Há doentes que permanecem internados em hospitais após terem alta clínica. Segundo dados da Associação Portuguesa dos Administradores Hospitalares, 853 pessoas continuavam internadas em março, o que representa 5,4% do total de internamentos e um custo de 16,3 milhões de euros.

São os chamados “internamentos sociais”– um fenómeno de permanência dos doentes nos estabelecimentos de saúde quando já não existe um motivo de saúde que o justifique.

Cada dia que o doente passa no hospital depois de ter alta clínica é também considerado um “internamento inapropriado”, que tem custos para o erário público.

Extrapolando para o conjunto do ano, os internamentos inapropriados podem ter um impacto financeiro estimado de cerca de 100 milhões de euros para o Estado.

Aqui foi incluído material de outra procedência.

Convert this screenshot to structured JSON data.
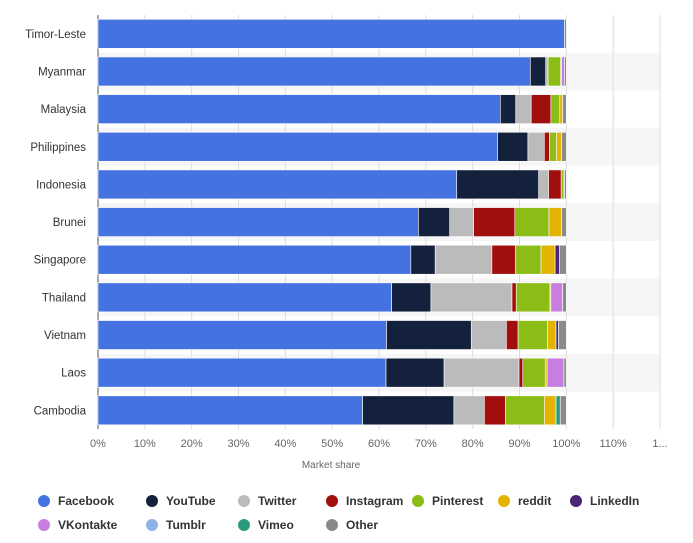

Além disso, prolongam a ocupação de camas, levando ao aumento dos tempos de espera para internamentos programados, contribuindo assim para a degradação dos cuidados de saúde.

Na origem deste fenómeno está, sobretudo, a falta resposta da Rede de Cuidados Continuados (RNCCI) e das Estruturas Residenciais para Pessoas Idosas (ERPI) ou lares.

Neste ano, o abandono – que em 2019 e 2020 foi a segunda principal causa dos internamentos inapropriados – foi substituído pela falta de resposta das ERPI, que provocou de 18% dos internamentos sociais em março.

Ainda assim, face ao ano passado, o número de internamentos sociais nos hospitais está em queda: eram, em março, menos 45% do que os apontados na 4.ª edição do barómetro, em fevereiro de 2020.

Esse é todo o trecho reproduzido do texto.